Con il piano di saldo e stralcio potrebbe essere introdotto un taglio del debito fino all’80 per cento.

I cittadini dovranno versare nelle casse dello stato una cifra molto più bassa anche se, in questo caso, i tempi per farlo saranno davvero stretti.

Cartelle esattoriali rottamazione

L’altra strategia che il Governo sta valutando è quella della rottamazione delle cartelle esattoriali. Questo provvedimento però dovrebbe essere dedicato solo a chi ha maturato un debito più oneroso.

In particolare, gli esperti prevedono che le imposte non versate dovranno comunque essere versate tutte, anche se le sanzioni e gli interessi verrebbero forfettizzati.

All’interno di questo maxi piano di pace fiscale, oltre a dare più tempo ai cittadini per il saldo del debito, potrebbero rientrare anche le cartelle esattoriali derivanti da liti tributarie.

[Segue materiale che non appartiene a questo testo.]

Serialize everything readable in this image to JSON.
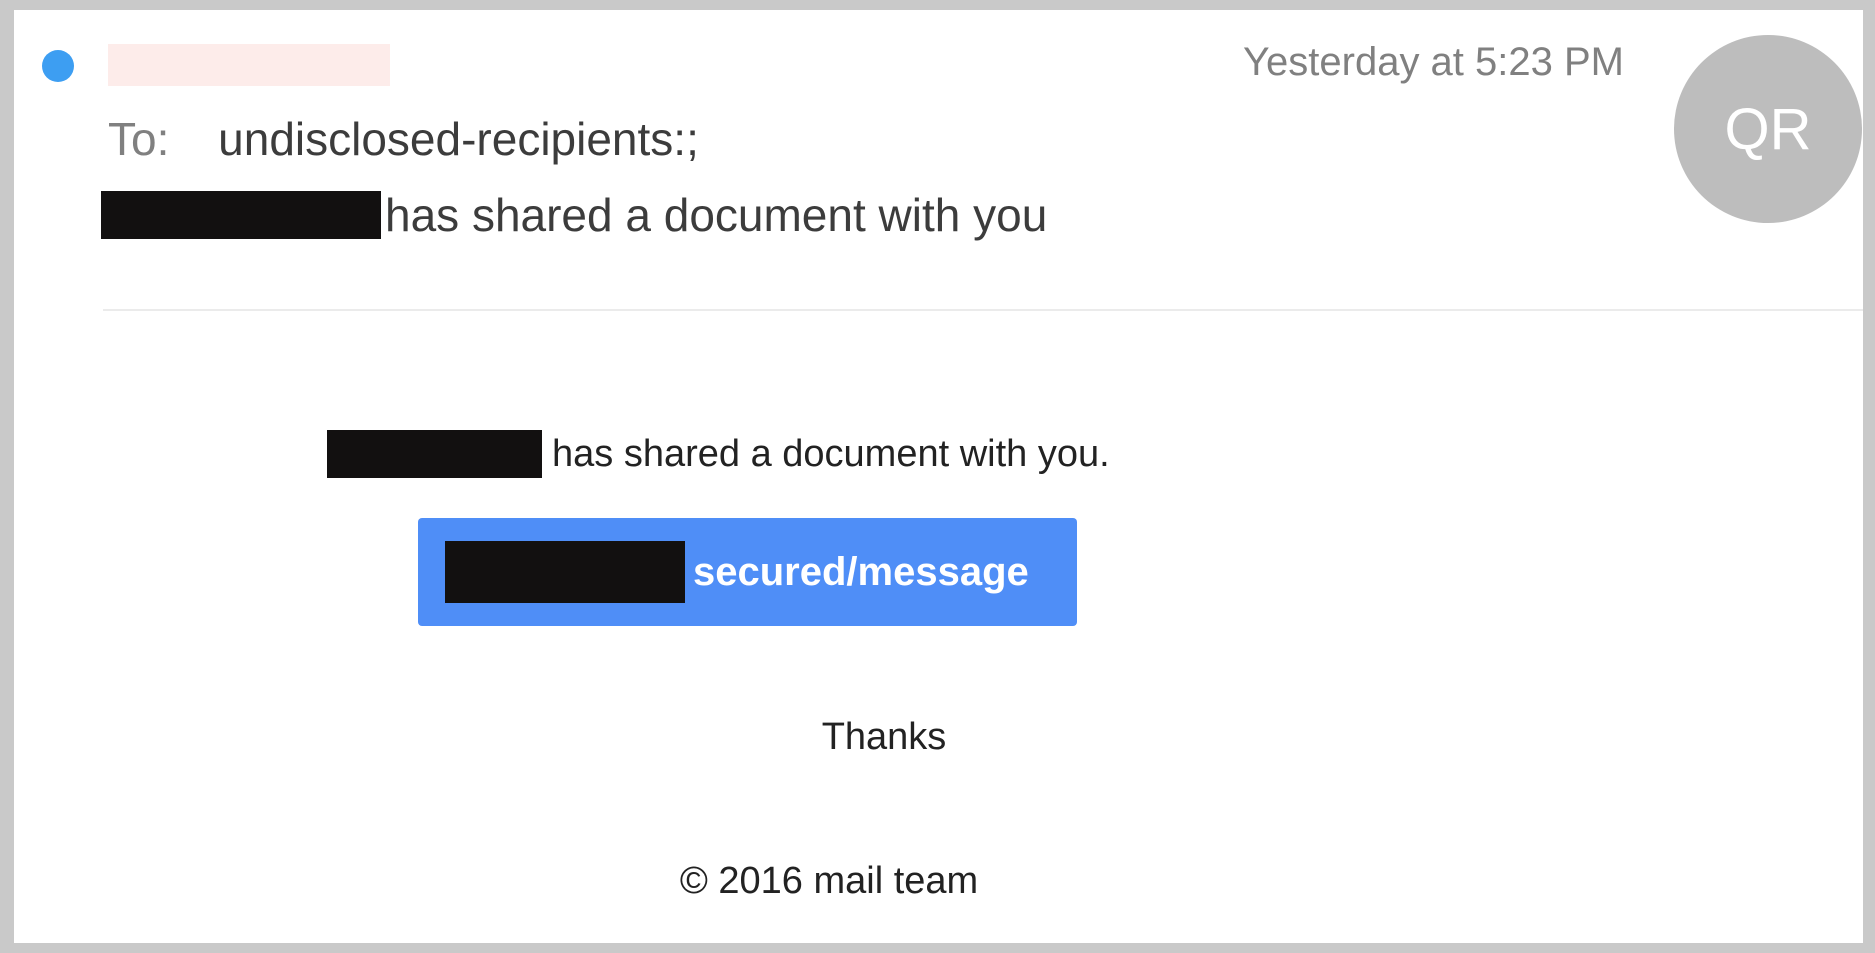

Cartelle esattoriali, saldo e stralcio o rottamazione?
Cartelle esattoriali, saldo e stralcio o rottamazione?

Cartelle esattoriali: cosa puoi fare ora

In attesa che il nuovo Governo vari delle apposite riforme in materia di pace fiscale e saldo e stralcio, se hai delle cartelle esattoriali pendenti e vuoi eliminare, hai diverse soluzioni.

In particolare, come previsto dal decreto rilancio, se hai maturato un debito fino a 120mila euro, puoi richiedere la rateizzazione della cartella all’Agenzia delle Entrate.

Per farlo devi collegarti al portale dell’ente accedendo all’area riservata. Puoi anche inviare il modello R1, compilato in tutte le sue parti, via pec agli indirizzi territoriali dell’Agenzia delle Entrate o rivolgerti a uno dei suoi uffici.

La dilazione di pagamento potrà durare massimo per 72 rate e ne possono beneficiare solo i contribuenti che non hanno saldato le somme in scadenza nel 2019.

Per i debiti oltre i 120mila euro invece, puoi richiedere degli appositi interventi che variano da situazione a situazione.

Puoi, ad esempio, chiedere una rateizzazione del debito in 72 rate, anche se dovrai produrre una documentazione, come la certificazione Isee, che dimostri la tua impossibilità a saldare il debito in un’unica soluzione.

Rivolgiti a un ufficio territoriale dell’Agenzia delle Entrate o prova a inviare una richiesta di dilazione di pagamento via pec.